Leaving and loss go hand in hand. My children are in the process of” leaving me” in a year or two, they are getting ready for it and  gearing up. I know they should, they are 15 and 17 but I find the adjustment terribly difficult; more difficult than I thought it would be but I always get upset way before things happen. When the time comes, I’m a star; strong and proud.  I can cheerfully wave good-bye with a smile on my face and jump up and down with joy as they practically skip to summer camp but this is very different.  This is the start of a new life for them as well as for my husband and me. And, we all know, change is not one of my strong suits.

The moment a child is born, they are already leaving you, second by tiny second. You coo over the tiny pink shoes for your new sweet daughter, you feel a rush of euphoria when you find the right Thomas the Tank Engine for yours very special little two year old boy.   You applaud their independence, their first step, their first wave good-bye… just don’t know at the time what it really leads up to. No one ever tells you what it is like later on. People want babies desperately as we did. But no one ever told us how hard it would be when they grew up. It sneaks up on you, believe me, but somehow the children don’t feel it in the same way; they can’t wait to grow up. If you were crazy enough to tell them this, they would, as expected, laugh in your face. Didn’t we do the very same thing?

Loss is very lonely, any type of loss. All things end up with you being alone in some form or another. On one side it’s frightening, on the other side it’s reassuring. It’s all we have, we need to take hold of ourselves and hold on, for whatever light that will guide us and keep us. I am scared to death with life without my husband and my children, family members and close friends and my dog,  but I prepare for it in my mind.  Some would say this is crazy, others will say it’s strategy. I think it’s both. We all do what we have to do to go on, another day, another week.

There’s no need to put me on suicide watch; some days and nights are harder than others. Especially tonight. Tomorrow is another day, an endless day but a new one. The start of a New Year, 2010, that I pray will be better than 2009 was. I have to believe in that.

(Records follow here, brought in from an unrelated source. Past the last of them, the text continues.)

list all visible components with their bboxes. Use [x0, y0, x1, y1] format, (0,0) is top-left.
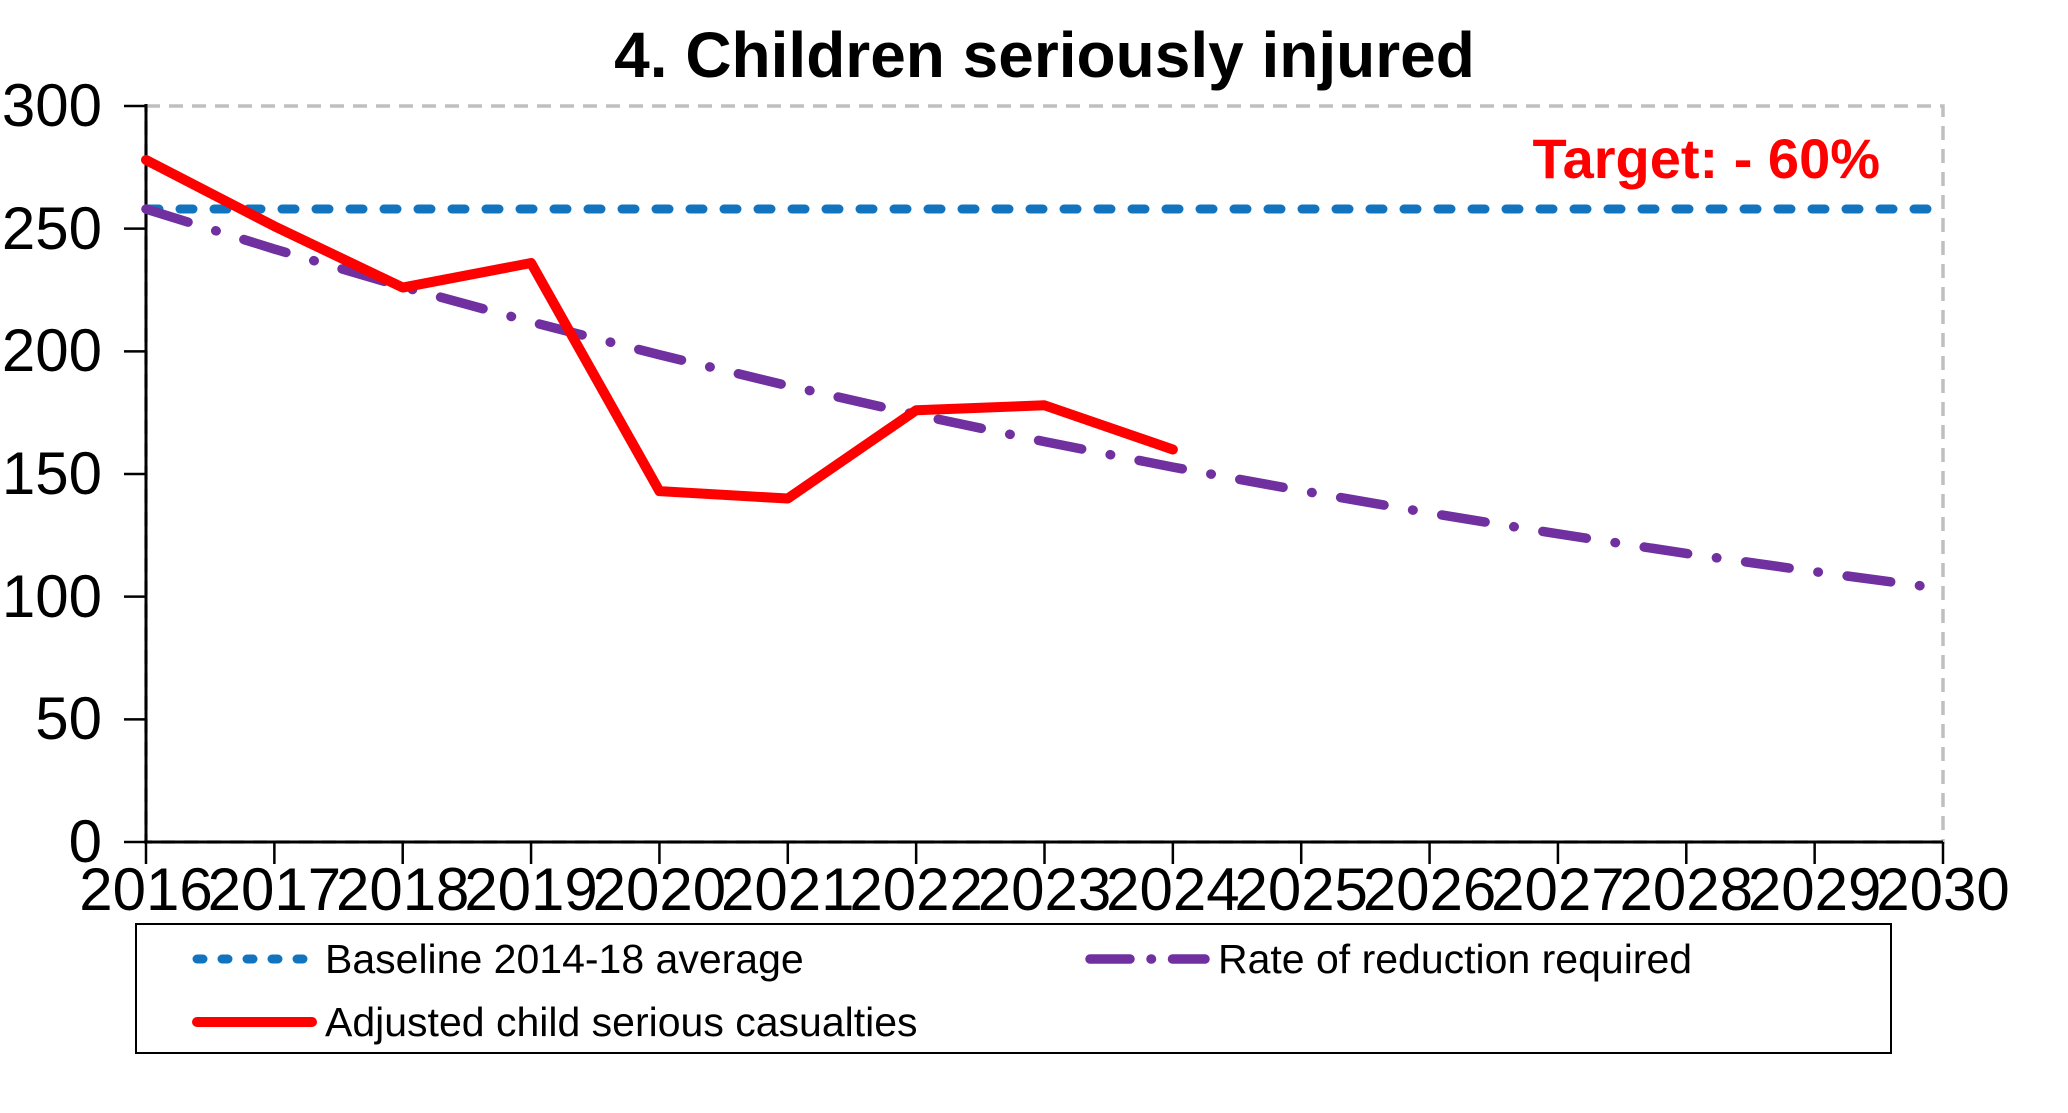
- y-axis-label: 0: [68, 808, 102, 875]
- legend: Baseline 2014-18 average Rate of reducti…: [135, 923, 1892, 1054]
- x-axis-label: 2029: [1747, 856, 1882, 923]
- legend-label-adjusted: Adjusted child serious casualties: [325, 998, 918, 1045]
- required-line-sample-icon: [1085, 954, 1210, 964]
- legend-label-required: Rate of reduction required: [1218, 935, 1693, 982]
- legend-item-required: Rate of reduction required: [1085, 935, 1693, 982]
- x-axis-label: 2026: [1362, 856, 1497, 923]
- x-axis-label: 2021: [721, 856, 855, 923]
- y-axis-label: 300: [1, 72, 102, 139]
- target-label: Target: - 60%: [1532, 127, 1880, 190]
- y-axis-label: 50: [35, 685, 102, 753]
- chart-title: 4. Children seriously injured: [614, 19, 1475, 91]
- legend-item-adjusted: Adjusted child serious casualties: [192, 998, 918, 1045]
- y-axis-label: 250: [1, 194, 102, 262]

What’s left of the old are family traditions, jelly doughnuts and chocolate glazed doughnuts once a year on New Year’s Eve. For those of us who can’t make it to welcome the New Year, our own New Year is at 9pm.  Tonight, it will be just my husband and me.  Most times, I like to hide under the covers and welcome the New Year in from my comfy bed. The four of us used to jump down from a higher surface to a lower one to honor the passing of the old to the new. We would celebrate with Martinelli’s apple cider together. But tonight, it’s just another day of breathing in and out, until all the pain and the anticipation of pain, leaves you calmly, slowly, and very quietly into the dead of night.